Internet access. Beginning next year, France will tax Internet access to replace lost revenue from the new ban on commercials on prime-time television. President Nicholas Sarkozy backed the plan, which will tax phone and Internet providers by 0.9 percent of their turnover. Last year in the United States, there was a unanimous vote in both houses of Congress to extend an Internet access tax moratorium. But the ban was not made permanent, and will expire in 2014 if not renewed. Rep. Roy Blunt, a Missouri Republican, said last year that Democrats know that "new taxes on our digital economy right now is unpalatable, but that resurrecting the plan sometime in the future may hold greater promise." Problem is, says Vindicia's Hoffman, laws are harder to avoid than bad service. "If Comcast or my DSL provider [bills for access], I can spend $50 to switch ... To 'switch' away from California passing a dumb law that taxes Internet access at $10 a month costs me at least hundreds of thousands of dollars."
Aside from the burdens of an access tax, access itself will be changing. Allen Kupetz, author of Future of Less, says the three things you always have with you (keys, wallet, and phone) will converge into a multi-use device. "You'll have a wristwatch or bracelet or a pendant," which will allow connection to a cashless system. And that device will be able to recommend a place to eat lunch at noon based on where you are and your food preference.

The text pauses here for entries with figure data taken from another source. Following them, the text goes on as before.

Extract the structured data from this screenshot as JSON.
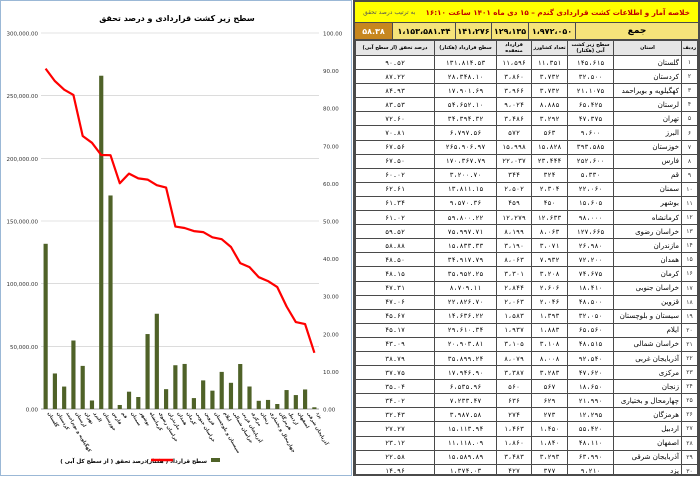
{
  "table": {
    "title": "خلاصه آمار و اطلاعات کشت قراردادی گندم – ۱۵ دی ماه ۱۴۰۱ ساعت ۱۶:۱۰",
    "subtitle": "به ترتیب درصد تحقق",
    "total_label": "جمع",
    "totals": [
      "۱،۹۷۲،۰۵۰",
      "۱۲۹،۱۳۵",
      "۱۴۱،۲۷۶",
      "۱،۱۵۳،۵۸۱.۳۴",
      "۵۸.۳۸"
    ],
    "headers": [
      "ردیف",
      "استان",
      "سطح زیر کشت آبی (هکتار)",
      "تعداد کشاورز",
      "قرارداد منعقده",
      "سطح قرارداد (هکتار)",
      "درصد تحقق (از سطح آبی)"
    ],
    "rows": [
      [
        "۱",
        "گلستان",
        "۱۴۵،۶۱۵",
        "۱۱،۳۵۱",
        "۱۱،۵۹۶",
        "۱۳۱،۸۱۴.۵۳",
        "۹۰.۵۲"
      ],
      [
        "۲",
        "کردستان",
        "۳۲،۵۰۰",
        "۳،۷۳۲",
        "۳،۸۶۰",
        "۲۸،۳۴۸.۱۰",
        "۸۷.۲۲"
      ],
      [
        "۳",
        "کهگیلویه و بویراحمد",
        "۲۱،۱۰۷۵",
        "۳،۷۳۲",
        "۳،۹۶۶",
        "۱۷،۹۰۱.۶۹",
        "۸۴.۹۳"
      ],
      [
        "۴",
        "لرستان",
        "۶۵،۴۲۵",
        "۸،۸۸۵",
        "۹،۰۲۴",
        "۵۴،۶۵۲.۱۰",
        "۸۳.۵۳"
      ],
      [
        "۵",
        "تهران",
        "۴۷،۳۷۵",
        "۳،۲۹۲",
        "۳،۴۸۶",
        "۳۴،۳۹۴.۳۲",
        "۷۲.۶۰"
      ],
      [
        "۶",
        "البرز",
        "۹،۶۰۰",
        "۵۶۳",
        "۵۷۲",
        "۶،۷۹۷.۵۶",
        "۷۰.۸۱"
      ],
      [
        "۷",
        "خوزستان",
        "۳۹۳،۵۸۵",
        "۱۵،۸۲۸",
        "۱۵،۹۹۸",
        "۲۶۵،۹۰۶.۹۷",
        "۶۷.۵۶"
      ],
      [
        "۸",
        "فارس",
        "۲۵۲،۶۰۰",
        "۲۳،۴۴۴",
        "۲۲،۰۳۷",
        "۱۷۰،۳۶۷.۷۹",
        "۶۷.۵۰"
      ],
      [
        "۹",
        "قم",
        "۵،۳۳۰",
        "۳۲۴",
        "۳۴۴",
        "۳،۲۰۰.۷۰",
        "۶۰.۰۲"
      ],
      [
        "۱۰",
        "سمنان",
        "۲۲،۰۶۰",
        "۲،۳۰۴",
        "۲،۵۰۲",
        "۱۳،۸۱۱.۱۵",
        "۶۲.۶۱"
      ],
      [
        "۱۱",
        "بوشهر",
        "۱۵،۶۰۵",
        "۴۵۰",
        "۴۵۹",
        "۹،۵۷۰.۳۶",
        "۶۱.۳۴"
      ],
      [
        "۱۲",
        "کرمانشاه",
        "۹۸،۰۰۰",
        "۱۲،۶۳۳",
        "۱۲،۲۷۹",
        "۵۹،۸۰۰.۲۲",
        "۶۱.۰۲"
      ],
      [
        "۱۳",
        "خراسان رضوی",
        "۱۲۷،۶۶۵",
        "۸،۰۶۳",
        "۸،۱۹۹",
        "۷۵،۹۹۷.۷۱",
        "۵۹.۵۲"
      ],
      [
        "۱۴",
        "مازندران",
        "۲۶،۹۸۰",
        "۳،۰۷۱",
        "۳،۱۹۰",
        "۱۵،۸۳۳.۳۳",
        "۵۸.۸۸"
      ],
      [
        "۱۵",
        "همدان",
        "۷۲،۲۰۰",
        "۷،۹۳۲",
        "۸،۰۶۳",
        "۳۴،۹۱۷.۷۹",
        "۴۸.۵۰"
      ],
      [
        "۱۶",
        "کرمان",
        "۷۴،۶۷۵",
        "۳،۲۰۸",
        "۳،۳۰۱",
        "۳۵،۹۵۲.۲۵",
        "۴۸.۱۵"
      ],
      [
        "۱۷",
        "خراسان جنوبی",
        "۱۸،۴۱۰",
        "۲،۶۰۶",
        "۲،۸۴۴",
        "۸،۷۰۹.۱۱",
        "۴۷.۳۱"
      ],
      [
        "۱۸",
        "قزوین",
        "۴۸،۵۰۰",
        "۲،۰۴۶",
        "۲،۰۶۳",
        "۲۲،۸۲۶.۷۰",
        "۴۷.۰۶"
      ],
      [
        "۱۹",
        "سیستان و بلوچستان",
        "۳۲،۰۵۰",
        "۱،۳۹۳",
        "۱،۵۸۳",
        "۱۴،۶۳۶.۲۲",
        "۴۵.۶۷"
      ],
      [
        "۲۰",
        "ایلام",
        "۶۵،۵۶۰",
        "۱،۸۸۳",
        "۱،۹۳۷",
        "۲۹،۶۱۰.۳۴",
        "۴۵.۱۷"
      ],
      [
        "۲۱",
        "خراسان شمالی",
        "۴۸،۵۱۵",
        "۳،۱۰۸",
        "۳،۱۰۵",
        "۲۰،۹۰۳.۸۱",
        "۴۳.۰۹"
      ],
      [
        "۲۲",
        "آذربایجان غربی",
        "۹۲،۵۴۰",
        "۸،۰۰۸",
        "۸،۰۷۹",
        "۳۵،۸۹۹.۲۴",
        "۳۸.۷۹"
      ],
      [
        "۲۳",
        "مرکزی",
        "۴۷،۶۲۰",
        "۳،۲۸۳",
        "۳،۳۸۷",
        "۱۷،۹۴۶.۹۰",
        "۳۷.۷۵"
      ],
      [
        "۲۴",
        "زنجان",
        "۱۸،۶۵۰",
        "۵۶۷",
        "۵۶۰",
        "۶،۵۳۵.۹۶",
        "۳۵.۰۴"
      ],
      [
        "۲۵",
        "چهارمحال و بختیاری",
        "۲۱،۹۹۰",
        "۶۲۹",
        "۶۳۶",
        "۷،۲۳۳.۴۷",
        "۳۴.۰۲"
      ],
      [
        "۲۶",
        "هرمزگان",
        "۱۲،۲۹۵",
        "۲۷۳",
        "۲۷۴",
        "۳،۹۸۷.۵۸",
        "۳۲.۴۳"
      ],
      [
        "۲۷",
        "اردبیل",
        "۵۵،۴۲۰",
        "۱،۴۵۰",
        "۱،۴۶۳",
        "۱۵،۱۱۳.۹۴",
        "۲۷.۲۷"
      ],
      [
        "۲۸",
        "اصفهان",
        "۴۸،۱۱۰",
        "۱،۸۴۰",
        "۱،۸۶۰",
        "۱۱،۱۱۸.۰۹",
        "۲۳.۱۲"
      ],
      [
        "۲۹",
        "آذربایجان شرقی",
        "۶۳،۹۹۰",
        "۳،۲۹۳",
        "۳،۴۸۳",
        "۱۵،۵۸۹.۸۹",
        "۲۲.۵۸"
      ],
      [
        "۳۰",
        "یزد",
        "۹،۲۱۰",
        "۳۷۷",
        "۴۲۷",
        "۱،۳۷۴.۰۳",
        "۱۴.۹۶"
      ]
    ]
  },
  "chart_data": {
    "type": "bar",
    "title": "سطح زیر کشت قراردادی و درصد تحقق",
    "categories": [
      "گلستان",
      "کردستان",
      "کهگیلویه و بویراحمد",
      "لرستان",
      "تهران",
      "البرز",
      "خوزستان",
      "فارس",
      "قم",
      "سمنان",
      "بوشهر",
      "کرمانشاه",
      "خراسان رضوی",
      "مازندران",
      "همدان",
      "کرمان",
      "خراسان جنوبی",
      "قزوین",
      "سیستان و بلوچستان",
      "ایلام",
      "خراسان شمالی",
      "آذربایجان غربی",
      "مرکزی",
      "زنجان",
      "چهارمحال و بختیاری",
      "هرمزگان",
      "اردبیل",
      "اصفهان",
      "آذربایجان شرقی",
      "یزد"
    ],
    "series": [
      {
        "name": "سطح قرارداد ( هکتار)",
        "type": "bar",
        "axis": "left",
        "color": "#4f6228",
        "values": [
          131814.53,
          28348.1,
          17901.69,
          54652.1,
          34394.32,
          6797.56,
          265906.97,
          170367.79,
          3200.7,
          13811.15,
          9570.36,
          59800.22,
          75997.71,
          15833.33,
          34917.79,
          35952.25,
          8709.11,
          22826.7,
          14636.22,
          29610.34,
          20903.81,
          35899.24,
          17946.9,
          6535.96,
          7233.47,
          3987.58,
          15113.94,
          11118.09,
          15589.89,
          1374.03
        ]
      },
      {
        "name": "درصد تحقق ( از سطح کل آبی )",
        "type": "line",
        "axis": "right",
        "color": "#ff0000",
        "values": [
          90.52,
          87.22,
          84.93,
          83.53,
          72.6,
          70.81,
          67.56,
          67.5,
          60.02,
          62.61,
          61.34,
          61.02,
          59.52,
          58.88,
          48.5,
          48.15,
          47.31,
          47.06,
          45.67,
          45.17,
          43.09,
          38.79,
          37.75,
          35.04,
          34.02,
          32.43,
          27.27,
          23.12,
          22.58,
          14.96
        ]
      }
    ],
    "ylim_left": [
      0,
      300000
    ],
    "ylim_right": [
      0,
      100
    ],
    "left_ticks": [
      "0.00",
      "50,000.00",
      "100,000.00",
      "150,000.00",
      "200,000.00",
      "250,000.00",
      "300,000.00"
    ],
    "right_ticks": [
      "0.00",
      "10.00",
      "20.00",
      "30.00",
      "40.00",
      "50.00",
      "60.00",
      "70.00",
      "80.00",
      "90.00",
      "100.00"
    ],
    "grid": true,
    "legend_position": "bottom"
  }
}
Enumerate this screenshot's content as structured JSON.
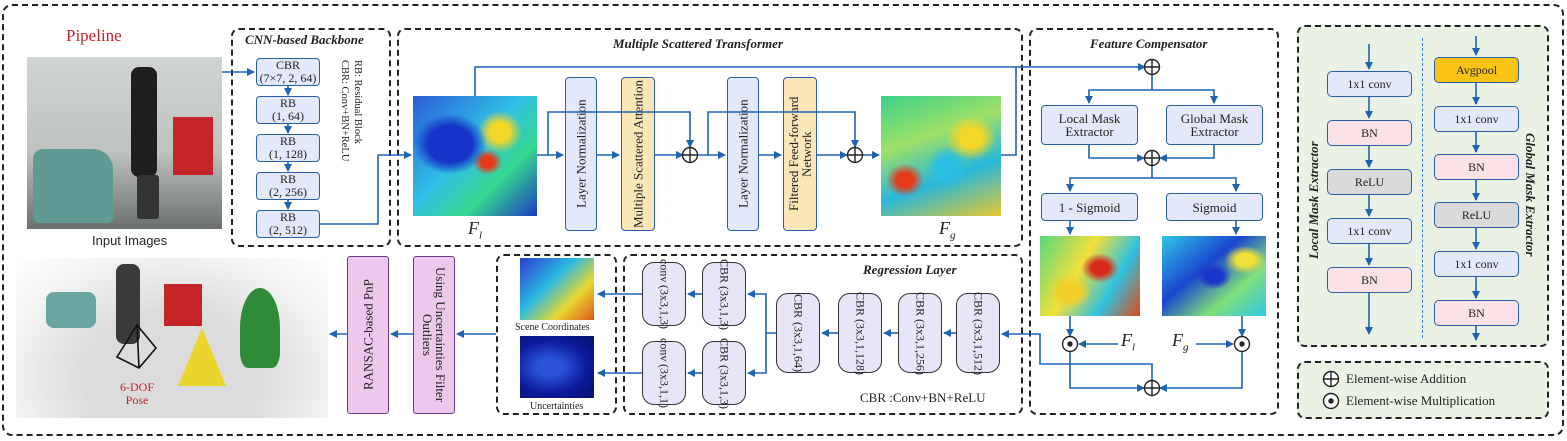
{
  "pipeline_label": "Pipeline",
  "input_images_label": "Input Images",
  "backbone": {
    "title": "CNN-based Backbone",
    "blocks": [
      {
        "name": "CBR",
        "params": "(7×7, 2, 64)"
      },
      {
        "name": "RB",
        "params": "(1, 64)"
      },
      {
        "name": "RB",
        "params": "(1, 128)"
      },
      {
        "name": "RB",
        "params": "(2, 256)"
      },
      {
        "name": "RB",
        "params": "(2, 512)"
      }
    ],
    "legend_cbr": "CBR: Conv+BN+ReLU",
    "legend_rb": "RB: Residual Block"
  },
  "transformer": {
    "title": "Multiple Scattered Transformer",
    "layer_norm_1": "Layer Normalization",
    "msa": "Multiple Scattered Attention",
    "layer_norm_2": "Layer Normalization",
    "ffn": "Filtered Feed-forward Network",
    "fl_label": "F",
    "fl_sub": "l",
    "fg_label": "F",
    "fg_sub": "g"
  },
  "compensator": {
    "title": "Feature Compensator",
    "local_mask": "Local Mask Extractor",
    "global_mask": "Global Mask Extractor",
    "one_minus_sigmoid": "1 - Sigmoid",
    "sigmoid": "Sigmoid",
    "fl_label": "F",
    "fl_sub": "l",
    "fg_label": "F",
    "fg_sub": "g"
  },
  "extractors": {
    "local_title": "Local Mask Extractor",
    "global_title": "Global Mask Extractor",
    "local_blocks": [
      "1x1 conv",
      "BN",
      "ReLU",
      "1x1 conv",
      "BN"
    ],
    "global_blocks": [
      "Avgpool",
      "1x1 conv",
      "BN",
      "ReLU",
      "1x1 conv",
      "BN"
    ]
  },
  "legend": {
    "addition": "Element-wise Addition",
    "multiplication": "Element-wise Multiplication"
  },
  "regression": {
    "title": "Regression Layer",
    "blocks": [
      {
        "name": "CBR",
        "params": "(3x3,1,512)"
      },
      {
        "name": "CBR",
        "params": "(3x3,1,256)"
      },
      {
        "name": "CBR",
        "params": "(3x3,1,128)"
      },
      {
        "name": "CBR",
        "params": "(3x3,1,64)"
      },
      {
        "name": "CBR",
        "params": "(3x3,1,3)"
      },
      {
        "name": "conv",
        "params": "(3x3,1,3)"
      },
      {
        "name": "CBR",
        "params": "(3x3,1,3)"
      },
      {
        "name": "conv",
        "params": "(3x3,1,1)"
      }
    ],
    "footer": "CBR :Conv+BN+ReLU"
  },
  "outputs": {
    "scene_coordinates": "Scene Coordinates",
    "uncertainties": "Uncertainties"
  },
  "filter_box": "Using Uncertainties Filter Outliers",
  "ransac_box": "RANSAC-based PnP",
  "pose_label": "6-DOF Pose",
  "colors": {
    "accent_red": "#c0262d",
    "wire_blue": "#1f63b5",
    "panel_green": "#e9f2e4"
  }
}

But "the dark side of this," Kupetz says, is that all our activity will be interconnected—the way an Amazon purchase may create ads for similar products, in the future, insurance companies and employers might have access to your online activity. "It does cause some alarm because 'customization' can be another word for 'stereotype,' " Kupetz says. Asked if there's any hope of avoiding that, he says, "Hope's not a good business strategy.... Most of these things are inevitable."
Internet neutrality. A fundamental change in the way we use the Internet could come with President-elect Barack Obama. Net neutrality, or the idea that everyone gets the same information at the same speed, has been getting increasing political attention. In 2007, speaking to Google employees in Mountain View, Calif., Obama said, "We could see the Internet divided up between the highest bidders." An alternative, he said, is to ensure free and full exchange of information that starts with an open Internet.
But that might not be good for big business. And experts say there is bound to be a hierarchy of Internet speeds. Douglas Raybeck, a Hamilton College professor of anthropology and author of Looking Down the Road: A Systems Approach to Futures Studies, says, "there will be a secondary level to the Internet—one that will carry more, faster, and better. And that will be pricey."
E-mail. One bit of the Internet that seems safe for now is E-mail. When the United Nations proposed an E-mail tax (one U.S. cent for every 100 E-mails) to benefit developing countries in 1999, the outcry was so great it canceled the plan. Portugal, the Philippines, and France have attempted similar SMS taxes, though none have been passed so far. But E-mail is more likely the exception than the rule And as we continue through the digital age, when the timing and scale of the Internet's regulation and taxes are still being hashed out, it seems certain we can be sure to expect death and, now, Internet taxes.